Her lips parted while she looked at him and still their eyes sank deeper into each other’s. Indeed, Yuan could not move his eyes until he saw her little tongue slip out delicately and touch her parted lips, and then his eyes did move to those lips. Suddenly he felt his own lips burn. Once a woman’s lips had touched his and made his heart sick. … But he wanted to touch this woman’s lips! Suddenly and clearly as he had never wanted anything, he wanted this one thing. He could think of nothing else except he must do this one thing. He bent forward quickly and put his lips on hers.
She stood straight and still and let him try her lips. This flesh was his — his own kind. … He drew away at last and looked at her. She looked back at him, smiling, but even in the moonlight he could see her cheeks flushed and her eyes shining.
Then she said, striving to be usual, “You are different in that long cotton robe. I am not used to see you so.”
For a moment he could not answer. He wondered that she could speak so like herself after the touch upon her, could stand so composed, her hands still clasped behind her as she stood. He said unsteadily, “You do not like it? I look a farmer—”
“I like it,” she said simply, and then considering him thoughtfully she said, “It becomes you — it looks more natural on you than the foreign clothes.”
“If you like,” he said fervently, “I will wear robes always.”
She shook her head, smiling again, and answered, “Not always — sometimes one, sometimes the other, as the occasion is — one cannot always be the same—”
Again somehow they fell to looking at each other, speechless. They had forgotten death wholly; for them there was no more death. But now he must speak, else how could he longer bear this full united look?

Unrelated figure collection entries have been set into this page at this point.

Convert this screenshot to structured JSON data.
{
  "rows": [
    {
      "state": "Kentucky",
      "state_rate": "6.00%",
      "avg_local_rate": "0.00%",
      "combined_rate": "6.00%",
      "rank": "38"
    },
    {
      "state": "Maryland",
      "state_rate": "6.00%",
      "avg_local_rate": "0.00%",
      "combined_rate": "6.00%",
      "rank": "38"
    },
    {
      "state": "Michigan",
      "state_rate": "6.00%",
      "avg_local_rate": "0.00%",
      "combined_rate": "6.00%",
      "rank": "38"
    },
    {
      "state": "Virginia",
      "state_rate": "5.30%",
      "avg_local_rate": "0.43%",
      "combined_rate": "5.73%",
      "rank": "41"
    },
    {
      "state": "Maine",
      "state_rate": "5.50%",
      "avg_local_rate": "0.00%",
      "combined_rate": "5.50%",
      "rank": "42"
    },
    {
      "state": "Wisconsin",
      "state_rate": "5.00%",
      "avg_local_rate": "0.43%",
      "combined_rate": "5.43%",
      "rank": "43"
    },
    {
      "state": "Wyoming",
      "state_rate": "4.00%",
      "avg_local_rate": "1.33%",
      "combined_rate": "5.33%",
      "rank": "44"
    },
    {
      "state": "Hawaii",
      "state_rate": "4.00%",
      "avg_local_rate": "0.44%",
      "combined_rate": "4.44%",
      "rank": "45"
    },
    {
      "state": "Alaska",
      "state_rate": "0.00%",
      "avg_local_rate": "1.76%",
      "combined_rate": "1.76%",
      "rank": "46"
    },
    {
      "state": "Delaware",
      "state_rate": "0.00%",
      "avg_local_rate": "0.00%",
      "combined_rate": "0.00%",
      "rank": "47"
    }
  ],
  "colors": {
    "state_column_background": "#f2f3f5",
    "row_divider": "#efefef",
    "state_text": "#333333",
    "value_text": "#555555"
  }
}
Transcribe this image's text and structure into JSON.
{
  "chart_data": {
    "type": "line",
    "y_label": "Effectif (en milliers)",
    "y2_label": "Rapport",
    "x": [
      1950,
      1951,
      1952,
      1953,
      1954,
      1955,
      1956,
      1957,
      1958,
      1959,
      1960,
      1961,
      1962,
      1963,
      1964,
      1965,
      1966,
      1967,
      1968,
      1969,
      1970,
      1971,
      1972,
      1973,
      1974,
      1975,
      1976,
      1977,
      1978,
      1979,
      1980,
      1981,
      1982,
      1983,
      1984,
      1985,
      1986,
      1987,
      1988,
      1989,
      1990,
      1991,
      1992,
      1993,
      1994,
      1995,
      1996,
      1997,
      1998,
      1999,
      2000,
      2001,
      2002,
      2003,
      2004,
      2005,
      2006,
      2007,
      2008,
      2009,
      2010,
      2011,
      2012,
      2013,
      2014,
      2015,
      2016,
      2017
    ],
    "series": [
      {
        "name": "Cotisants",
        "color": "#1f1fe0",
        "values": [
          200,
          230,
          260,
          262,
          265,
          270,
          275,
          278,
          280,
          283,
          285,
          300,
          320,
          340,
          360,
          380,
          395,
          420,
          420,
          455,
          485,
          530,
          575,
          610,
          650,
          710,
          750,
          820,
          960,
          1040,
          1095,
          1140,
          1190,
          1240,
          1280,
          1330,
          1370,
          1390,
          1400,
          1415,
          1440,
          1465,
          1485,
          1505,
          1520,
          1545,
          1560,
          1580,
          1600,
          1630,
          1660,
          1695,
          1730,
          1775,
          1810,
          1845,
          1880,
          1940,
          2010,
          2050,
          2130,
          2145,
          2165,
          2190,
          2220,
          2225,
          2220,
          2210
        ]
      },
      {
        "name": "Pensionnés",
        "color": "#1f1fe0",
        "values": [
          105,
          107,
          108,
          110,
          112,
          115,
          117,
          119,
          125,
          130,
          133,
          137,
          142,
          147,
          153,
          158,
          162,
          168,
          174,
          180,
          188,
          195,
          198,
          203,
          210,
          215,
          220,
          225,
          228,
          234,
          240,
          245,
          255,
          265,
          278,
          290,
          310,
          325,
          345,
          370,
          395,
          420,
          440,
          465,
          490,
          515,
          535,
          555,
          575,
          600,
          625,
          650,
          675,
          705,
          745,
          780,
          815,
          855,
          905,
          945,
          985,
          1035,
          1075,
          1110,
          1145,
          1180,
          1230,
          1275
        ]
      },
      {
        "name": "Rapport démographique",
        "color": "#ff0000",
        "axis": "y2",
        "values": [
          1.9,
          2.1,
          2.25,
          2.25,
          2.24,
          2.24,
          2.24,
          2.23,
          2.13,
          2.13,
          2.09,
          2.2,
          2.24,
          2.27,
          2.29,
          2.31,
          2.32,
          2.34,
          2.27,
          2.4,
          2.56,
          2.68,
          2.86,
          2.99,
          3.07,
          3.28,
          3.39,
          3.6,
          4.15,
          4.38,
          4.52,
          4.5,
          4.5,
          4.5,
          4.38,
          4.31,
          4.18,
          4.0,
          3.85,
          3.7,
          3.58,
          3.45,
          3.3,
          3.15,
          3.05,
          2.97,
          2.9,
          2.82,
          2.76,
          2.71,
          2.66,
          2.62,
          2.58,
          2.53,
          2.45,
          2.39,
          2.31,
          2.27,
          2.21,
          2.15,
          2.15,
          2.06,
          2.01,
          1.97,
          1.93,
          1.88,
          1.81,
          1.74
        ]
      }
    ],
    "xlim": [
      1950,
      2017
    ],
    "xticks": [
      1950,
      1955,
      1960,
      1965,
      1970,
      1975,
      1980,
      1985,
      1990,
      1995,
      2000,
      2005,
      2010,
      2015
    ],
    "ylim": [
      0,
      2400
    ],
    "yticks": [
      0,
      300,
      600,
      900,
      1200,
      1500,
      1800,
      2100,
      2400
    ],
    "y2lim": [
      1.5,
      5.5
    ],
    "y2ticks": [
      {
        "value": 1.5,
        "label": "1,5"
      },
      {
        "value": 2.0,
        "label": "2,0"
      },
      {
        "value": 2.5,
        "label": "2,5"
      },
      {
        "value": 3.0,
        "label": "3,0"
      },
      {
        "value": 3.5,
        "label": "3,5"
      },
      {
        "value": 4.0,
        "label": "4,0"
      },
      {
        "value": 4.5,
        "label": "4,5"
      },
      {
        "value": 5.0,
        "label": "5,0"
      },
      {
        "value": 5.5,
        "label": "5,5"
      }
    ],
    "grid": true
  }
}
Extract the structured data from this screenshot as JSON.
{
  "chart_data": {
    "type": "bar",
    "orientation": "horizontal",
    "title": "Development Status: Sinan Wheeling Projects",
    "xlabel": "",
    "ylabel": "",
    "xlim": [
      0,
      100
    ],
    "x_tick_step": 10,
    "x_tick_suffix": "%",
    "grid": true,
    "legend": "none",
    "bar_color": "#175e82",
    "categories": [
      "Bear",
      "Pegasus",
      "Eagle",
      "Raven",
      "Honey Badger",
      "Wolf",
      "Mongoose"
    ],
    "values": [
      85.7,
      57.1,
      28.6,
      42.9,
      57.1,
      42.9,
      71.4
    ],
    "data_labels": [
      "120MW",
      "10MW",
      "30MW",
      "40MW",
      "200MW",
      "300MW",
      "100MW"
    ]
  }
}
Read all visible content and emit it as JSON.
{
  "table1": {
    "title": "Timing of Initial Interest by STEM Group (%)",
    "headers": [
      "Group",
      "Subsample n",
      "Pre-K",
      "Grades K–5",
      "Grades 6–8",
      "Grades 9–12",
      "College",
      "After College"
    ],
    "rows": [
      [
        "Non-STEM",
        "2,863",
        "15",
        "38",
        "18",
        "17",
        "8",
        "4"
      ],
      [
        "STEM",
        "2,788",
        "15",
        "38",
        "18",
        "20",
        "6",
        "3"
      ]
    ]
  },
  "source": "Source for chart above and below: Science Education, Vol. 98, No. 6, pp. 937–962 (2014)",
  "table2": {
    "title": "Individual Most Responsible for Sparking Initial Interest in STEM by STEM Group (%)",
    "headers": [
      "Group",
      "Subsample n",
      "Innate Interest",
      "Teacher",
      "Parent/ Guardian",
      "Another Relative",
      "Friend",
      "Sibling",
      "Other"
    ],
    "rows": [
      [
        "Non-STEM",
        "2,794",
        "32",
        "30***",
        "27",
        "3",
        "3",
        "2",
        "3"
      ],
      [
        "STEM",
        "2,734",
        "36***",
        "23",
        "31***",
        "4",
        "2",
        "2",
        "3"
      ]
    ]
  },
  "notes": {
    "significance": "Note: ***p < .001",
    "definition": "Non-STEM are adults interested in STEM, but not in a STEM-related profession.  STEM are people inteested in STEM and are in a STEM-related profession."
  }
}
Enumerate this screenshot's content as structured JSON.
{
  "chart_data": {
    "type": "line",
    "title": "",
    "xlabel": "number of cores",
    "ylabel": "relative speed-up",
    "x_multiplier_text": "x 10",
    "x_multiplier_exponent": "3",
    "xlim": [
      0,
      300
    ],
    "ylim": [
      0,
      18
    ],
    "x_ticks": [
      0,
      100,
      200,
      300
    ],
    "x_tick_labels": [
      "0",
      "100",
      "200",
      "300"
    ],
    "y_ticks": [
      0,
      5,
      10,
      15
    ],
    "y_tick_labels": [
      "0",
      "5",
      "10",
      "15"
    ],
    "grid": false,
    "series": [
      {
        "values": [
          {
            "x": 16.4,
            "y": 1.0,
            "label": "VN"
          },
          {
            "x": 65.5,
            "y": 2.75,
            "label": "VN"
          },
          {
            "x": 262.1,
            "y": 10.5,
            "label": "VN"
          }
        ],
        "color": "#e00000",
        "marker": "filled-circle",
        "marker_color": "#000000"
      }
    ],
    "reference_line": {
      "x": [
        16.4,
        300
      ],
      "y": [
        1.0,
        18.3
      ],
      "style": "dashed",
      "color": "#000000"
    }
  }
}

“That — that which I just did — it is a foreign custom — if you disliked—” he said, still looking at her, and he would have gone on to beg her forgiveness if she disliked it, and then he wondered if she knew he meant the kiss. But he could not say the word, and there he stopped, still looking at her.
Then quietly she said, “Not all foreign things are bad!” and suddenly she would not look at him. She hung her head down and looked at the ground, and now she was as shy as any old-fashioned maid could ever be. He saw her eyelids flutter once or twice upon her cheeks and for a moment she seemed wavering and about to turn away and leave him alone again.
Then she would not. She held herself bravely and she straightened her shoulders square and sure, and she lifted up her head and looked back to him steadfastly, smiling, waiting, and Yuan saw her so.
His heart began to mount and mount until his body was full of all his beating heart. He laughed into the night. What was it he had feared a little while ago?
“We two,” he said—“we two — we need not be afraid of anything.”